With every copy I send out to be reviewed, or every reader who’s read ‘Femme’ so far, I’m freaking out. Short of breath, racing heart, shaking hands. It doesn’t last long, but every time I press ‘send’ on an email that sends out ‘Femme’ for a review, I travel through a short, anxious path to the other side. For those who used to watch the TV show Lost, and there was that very short blast of music that was the intro for the show – that would be the soundtrack to my singular emotion.
I can calm myself down (mostly) but there’s still that concern: What if they (the reviewer) hates it? What if they give me a one star review with the singular feedback of ‘This is rubbish’? I love criticism, don’t get me wrong. When my beta-readers found flaws I was ecstatic because 1) they were mostly minor and 2) fixing them made my book better. But criticism from the public? Criticism in the form of a single star and no other explanation?

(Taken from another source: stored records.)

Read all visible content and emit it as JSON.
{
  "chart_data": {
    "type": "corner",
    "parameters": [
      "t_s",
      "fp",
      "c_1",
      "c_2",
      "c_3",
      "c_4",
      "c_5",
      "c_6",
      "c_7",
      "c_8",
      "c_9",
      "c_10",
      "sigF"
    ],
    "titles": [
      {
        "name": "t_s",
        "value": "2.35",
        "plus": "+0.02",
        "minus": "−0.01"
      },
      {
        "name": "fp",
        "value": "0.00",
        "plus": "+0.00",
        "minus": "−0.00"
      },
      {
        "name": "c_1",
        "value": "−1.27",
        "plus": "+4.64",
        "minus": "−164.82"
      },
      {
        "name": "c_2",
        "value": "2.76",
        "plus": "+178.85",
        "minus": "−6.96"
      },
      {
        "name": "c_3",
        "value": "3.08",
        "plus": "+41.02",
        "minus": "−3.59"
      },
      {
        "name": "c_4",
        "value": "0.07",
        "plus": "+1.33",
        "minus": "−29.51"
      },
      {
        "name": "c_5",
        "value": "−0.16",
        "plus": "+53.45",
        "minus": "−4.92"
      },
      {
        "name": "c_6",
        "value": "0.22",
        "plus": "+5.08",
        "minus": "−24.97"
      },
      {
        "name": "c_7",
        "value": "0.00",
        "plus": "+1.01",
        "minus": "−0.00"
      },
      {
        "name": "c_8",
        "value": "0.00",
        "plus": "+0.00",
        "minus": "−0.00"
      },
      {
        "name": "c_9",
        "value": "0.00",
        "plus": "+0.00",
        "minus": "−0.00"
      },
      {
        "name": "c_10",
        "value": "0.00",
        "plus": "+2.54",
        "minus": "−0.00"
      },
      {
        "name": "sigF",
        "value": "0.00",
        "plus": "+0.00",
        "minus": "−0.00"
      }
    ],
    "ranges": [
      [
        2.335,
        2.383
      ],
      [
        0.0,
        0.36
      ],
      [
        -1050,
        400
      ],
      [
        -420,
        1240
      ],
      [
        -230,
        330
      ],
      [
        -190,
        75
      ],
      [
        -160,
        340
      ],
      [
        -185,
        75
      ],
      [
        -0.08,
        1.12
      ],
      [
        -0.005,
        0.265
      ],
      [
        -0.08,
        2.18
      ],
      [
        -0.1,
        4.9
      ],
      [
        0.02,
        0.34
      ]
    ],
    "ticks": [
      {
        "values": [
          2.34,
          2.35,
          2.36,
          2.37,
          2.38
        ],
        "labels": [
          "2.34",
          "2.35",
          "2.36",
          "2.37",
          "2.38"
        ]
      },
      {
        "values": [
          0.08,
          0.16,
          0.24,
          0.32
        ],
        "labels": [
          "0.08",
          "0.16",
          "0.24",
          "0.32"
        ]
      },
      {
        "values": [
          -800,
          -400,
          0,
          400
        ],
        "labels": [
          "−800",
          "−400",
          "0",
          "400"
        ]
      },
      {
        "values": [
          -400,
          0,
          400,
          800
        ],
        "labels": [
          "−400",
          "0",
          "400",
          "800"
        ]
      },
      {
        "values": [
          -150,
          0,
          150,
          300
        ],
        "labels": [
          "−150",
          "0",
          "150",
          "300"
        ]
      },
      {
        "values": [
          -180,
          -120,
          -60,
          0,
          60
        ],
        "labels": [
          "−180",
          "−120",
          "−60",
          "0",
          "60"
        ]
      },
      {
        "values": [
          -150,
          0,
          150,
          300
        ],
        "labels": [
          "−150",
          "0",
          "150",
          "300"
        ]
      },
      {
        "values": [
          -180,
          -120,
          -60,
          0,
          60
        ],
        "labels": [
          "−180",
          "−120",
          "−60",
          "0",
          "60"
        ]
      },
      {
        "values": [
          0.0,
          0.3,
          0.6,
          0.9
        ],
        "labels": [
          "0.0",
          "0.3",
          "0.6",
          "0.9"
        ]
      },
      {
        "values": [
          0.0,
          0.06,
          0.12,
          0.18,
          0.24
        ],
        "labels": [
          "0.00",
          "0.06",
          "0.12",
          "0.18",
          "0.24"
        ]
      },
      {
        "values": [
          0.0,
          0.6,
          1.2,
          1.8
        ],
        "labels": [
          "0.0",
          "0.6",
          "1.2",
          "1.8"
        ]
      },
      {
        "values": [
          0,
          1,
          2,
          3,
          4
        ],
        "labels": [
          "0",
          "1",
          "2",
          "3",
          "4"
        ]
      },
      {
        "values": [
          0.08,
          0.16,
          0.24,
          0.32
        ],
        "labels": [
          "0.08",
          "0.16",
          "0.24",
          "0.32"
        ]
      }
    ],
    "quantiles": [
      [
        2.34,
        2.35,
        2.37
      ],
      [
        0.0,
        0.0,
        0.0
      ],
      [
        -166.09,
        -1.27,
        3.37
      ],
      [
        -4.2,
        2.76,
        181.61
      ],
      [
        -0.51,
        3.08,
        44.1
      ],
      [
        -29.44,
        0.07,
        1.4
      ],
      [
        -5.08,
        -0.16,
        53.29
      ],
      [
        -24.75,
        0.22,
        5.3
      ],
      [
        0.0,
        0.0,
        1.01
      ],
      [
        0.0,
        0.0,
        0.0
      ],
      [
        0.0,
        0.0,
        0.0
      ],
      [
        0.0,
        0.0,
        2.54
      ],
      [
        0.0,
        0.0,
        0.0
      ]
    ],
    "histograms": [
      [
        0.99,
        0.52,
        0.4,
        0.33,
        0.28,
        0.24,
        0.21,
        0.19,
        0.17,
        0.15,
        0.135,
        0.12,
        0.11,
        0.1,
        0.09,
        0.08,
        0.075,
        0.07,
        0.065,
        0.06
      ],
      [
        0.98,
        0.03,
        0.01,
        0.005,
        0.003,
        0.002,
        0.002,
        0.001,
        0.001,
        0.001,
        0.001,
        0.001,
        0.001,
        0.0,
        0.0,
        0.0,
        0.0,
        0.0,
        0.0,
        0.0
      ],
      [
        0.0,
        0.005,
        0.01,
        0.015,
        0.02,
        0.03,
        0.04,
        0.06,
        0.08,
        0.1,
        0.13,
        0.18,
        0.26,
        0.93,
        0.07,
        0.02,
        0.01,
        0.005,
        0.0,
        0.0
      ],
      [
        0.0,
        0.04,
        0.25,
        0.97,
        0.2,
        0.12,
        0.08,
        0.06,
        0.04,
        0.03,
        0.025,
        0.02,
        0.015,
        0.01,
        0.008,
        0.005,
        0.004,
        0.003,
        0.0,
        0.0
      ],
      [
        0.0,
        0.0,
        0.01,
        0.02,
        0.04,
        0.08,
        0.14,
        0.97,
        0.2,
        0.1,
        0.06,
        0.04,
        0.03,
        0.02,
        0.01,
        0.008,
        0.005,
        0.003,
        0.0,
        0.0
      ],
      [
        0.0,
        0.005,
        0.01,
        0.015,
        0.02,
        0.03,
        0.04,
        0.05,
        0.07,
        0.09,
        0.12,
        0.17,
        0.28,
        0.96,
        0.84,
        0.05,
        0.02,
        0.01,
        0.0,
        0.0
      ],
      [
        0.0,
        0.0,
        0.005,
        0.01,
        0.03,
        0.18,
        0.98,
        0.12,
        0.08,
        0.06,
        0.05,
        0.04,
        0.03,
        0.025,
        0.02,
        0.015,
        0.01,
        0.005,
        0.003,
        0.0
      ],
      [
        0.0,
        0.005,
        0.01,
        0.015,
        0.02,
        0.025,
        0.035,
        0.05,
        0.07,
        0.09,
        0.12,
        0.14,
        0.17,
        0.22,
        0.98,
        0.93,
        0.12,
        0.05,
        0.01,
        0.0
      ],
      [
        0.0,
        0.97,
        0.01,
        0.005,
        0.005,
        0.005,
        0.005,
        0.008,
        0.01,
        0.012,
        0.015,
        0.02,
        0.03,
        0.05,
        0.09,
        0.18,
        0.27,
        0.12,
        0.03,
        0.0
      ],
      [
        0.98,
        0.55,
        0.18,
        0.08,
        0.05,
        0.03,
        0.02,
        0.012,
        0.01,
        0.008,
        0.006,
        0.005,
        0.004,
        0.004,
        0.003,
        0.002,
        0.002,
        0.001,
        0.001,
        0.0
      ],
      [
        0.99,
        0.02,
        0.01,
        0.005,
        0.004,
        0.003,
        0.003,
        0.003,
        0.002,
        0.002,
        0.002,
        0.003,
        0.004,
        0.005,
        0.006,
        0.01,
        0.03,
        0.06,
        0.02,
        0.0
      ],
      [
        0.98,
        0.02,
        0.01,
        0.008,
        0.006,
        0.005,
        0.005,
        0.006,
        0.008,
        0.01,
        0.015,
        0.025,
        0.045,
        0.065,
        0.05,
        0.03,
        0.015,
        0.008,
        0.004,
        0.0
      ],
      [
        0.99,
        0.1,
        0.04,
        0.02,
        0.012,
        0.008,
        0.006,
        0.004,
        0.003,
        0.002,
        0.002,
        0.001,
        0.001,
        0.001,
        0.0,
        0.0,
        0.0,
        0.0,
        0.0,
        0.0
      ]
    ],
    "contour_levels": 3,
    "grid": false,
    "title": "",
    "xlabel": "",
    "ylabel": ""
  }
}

TWINKLE TWINKLE LITTLE STAR
I honestly don’t believe I’ll attract a one star review, but I have seen them on books where I thought the rating was unjust. One star is a rating reserved for an unedited, unpolished, structurally flawed story, isn’t it? I wouldn’t give one star to something I simply didn’t like. There are tons of stories that don’t interest me or thrill me that are worthy of four or even five stars. As a writer I can recognise the difference between a story well told and something I merely have (or don’t have) preference for. I think I’ll be able to weather a one-star review or rating on ‘Femme’ as long as I have a fair amount of good ratings to offset it (like 10 good ones and 1 bad one maybe? I could survive that!)
THE COURAGE TO PUBLISH
The worst case scenario is that I’ll attract nothing but 1 star ratings from the public which will cause me to never write/publish again. The ratings I can’t control, but the writing I can. Thankfully, because I’ve had short stories published a number of times, I’ve already received the acknowledgement of other people (and DIFFICULT TO PLEASE people) that I’m not wasting my time writing commercially. Even so, publishers are not who I need to please – and that’s never been truer for me at this point. I need to please readers.
So what happens if ‘Femme’ returns with one star reviews and a sound bashing? What happens if it gets throttled and criticised and everyone who touches it hates it?
I’ll very likely take it off my website and the digital shelves. I’ll shed a few tears, shake it off, learn from it and move on. I’ll understand that perhaps a science fantasy entwined with a romantic coming-of-age story set in a utopian slave-world is not what the public wants right now. Maybe nobody will ever want it except me. I have more stories, more ideas. It sounds a ridiculous thing to imagine (to summon your worst fears) but it was the thing that gave me courage to publish; to consider the absolute worst-case scenario and think about what I would do in the face of it.
SO WHAT HAPPENS IF EVERYONE REALLY DOES HATE MY BOOK?
It won’t kill me. It won’t stop me writing. It’ll make me feel like crap for a while. Then I’ll set my sights on a different goal to what I’d initially intended, with different kinds of stories. I’ll review what it is that everyone hated and I won’t make the same mistake again. It will be the end of the Wanderer of Worlds series (because Femme is semi-connected to it) but it won’t be the end of me.